Llanychan is a parish near Llandyrnog, Denbighshire, Wales. Covering 567 acre, it is the smallest parish in the diocese of St Asaph. It is approximately three miles north of Ruthin and is bounded to the west by the Afon Clwyd.

There are only two churches in Wales consecrated to Sant Hychan, who is said to have lived on the site in 450, and Llanychan Church (map ref. SJ114621), after which the parish is named, is one of them. It is mentioned in the Norwich Tax Records in 1254. Its notable features include a window dating from 1626, a reading desk from 1730, and a reredos from 1846. The church was extensively restored in 1878.

The church was registered Grade II with Cadw. The church roof has 16th century wooden beams.

The church is obscured from the main road by a red-brick rectory in front of it, and by a few residential buildings.

About half a mile south of the church is Plas Llanychan, a mansion built in 1880.

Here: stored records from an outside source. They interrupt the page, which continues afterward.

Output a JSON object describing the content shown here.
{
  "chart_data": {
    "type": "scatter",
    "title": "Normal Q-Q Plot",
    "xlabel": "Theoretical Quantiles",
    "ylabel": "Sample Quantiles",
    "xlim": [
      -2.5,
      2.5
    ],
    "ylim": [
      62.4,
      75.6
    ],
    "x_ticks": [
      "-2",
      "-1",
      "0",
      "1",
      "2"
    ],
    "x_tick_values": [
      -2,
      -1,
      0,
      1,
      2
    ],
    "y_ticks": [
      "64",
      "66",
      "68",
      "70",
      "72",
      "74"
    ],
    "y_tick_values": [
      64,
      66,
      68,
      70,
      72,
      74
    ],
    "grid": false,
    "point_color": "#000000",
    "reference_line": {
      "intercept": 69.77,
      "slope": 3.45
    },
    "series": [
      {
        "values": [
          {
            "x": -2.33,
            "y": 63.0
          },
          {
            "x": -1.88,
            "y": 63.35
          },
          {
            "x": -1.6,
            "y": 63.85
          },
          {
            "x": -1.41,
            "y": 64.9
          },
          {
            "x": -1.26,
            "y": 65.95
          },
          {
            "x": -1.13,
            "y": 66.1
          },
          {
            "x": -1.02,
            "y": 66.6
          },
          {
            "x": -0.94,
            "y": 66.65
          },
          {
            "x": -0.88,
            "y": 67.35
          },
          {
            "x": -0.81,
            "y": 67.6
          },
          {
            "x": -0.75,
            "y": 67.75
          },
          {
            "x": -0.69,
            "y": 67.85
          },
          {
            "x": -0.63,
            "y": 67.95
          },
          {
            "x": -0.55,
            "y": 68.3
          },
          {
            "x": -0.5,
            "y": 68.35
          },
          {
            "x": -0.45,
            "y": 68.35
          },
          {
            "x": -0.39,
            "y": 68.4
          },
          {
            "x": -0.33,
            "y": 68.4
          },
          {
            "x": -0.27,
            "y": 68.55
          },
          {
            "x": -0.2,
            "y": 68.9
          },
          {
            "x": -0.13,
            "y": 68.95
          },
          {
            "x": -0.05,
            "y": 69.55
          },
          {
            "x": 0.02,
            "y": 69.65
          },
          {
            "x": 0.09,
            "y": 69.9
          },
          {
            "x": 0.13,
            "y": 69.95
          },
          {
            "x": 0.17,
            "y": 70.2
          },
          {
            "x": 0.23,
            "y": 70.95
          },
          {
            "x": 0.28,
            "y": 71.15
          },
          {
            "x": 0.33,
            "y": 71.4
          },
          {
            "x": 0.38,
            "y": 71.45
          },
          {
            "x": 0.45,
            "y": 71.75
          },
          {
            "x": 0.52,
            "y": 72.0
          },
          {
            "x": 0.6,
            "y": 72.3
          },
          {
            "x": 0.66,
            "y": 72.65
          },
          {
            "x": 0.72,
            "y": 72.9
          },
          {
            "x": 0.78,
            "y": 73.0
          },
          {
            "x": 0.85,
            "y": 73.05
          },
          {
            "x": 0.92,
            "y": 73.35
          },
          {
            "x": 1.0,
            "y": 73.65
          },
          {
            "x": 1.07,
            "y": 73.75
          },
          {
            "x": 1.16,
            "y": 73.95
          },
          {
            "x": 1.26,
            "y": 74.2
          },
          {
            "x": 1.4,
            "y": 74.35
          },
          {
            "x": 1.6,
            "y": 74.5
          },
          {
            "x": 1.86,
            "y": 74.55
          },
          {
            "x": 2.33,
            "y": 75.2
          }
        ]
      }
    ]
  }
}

There was a school in the parish until the beginning of the 20th century.

==Noted Person==
Here was born Cyril Radcliffe, 1st Viscount Radcliffe, who became chairman of the committee that drew the new borders between India and Pakistan (West and East). In the violence that followed independence, it is believed that from hundreds of thousands up to 2 million people died, and millions more were injured.
He also chaired the committee which led to the Radcliffe report, which ultimately led to the creation of the National Girobank.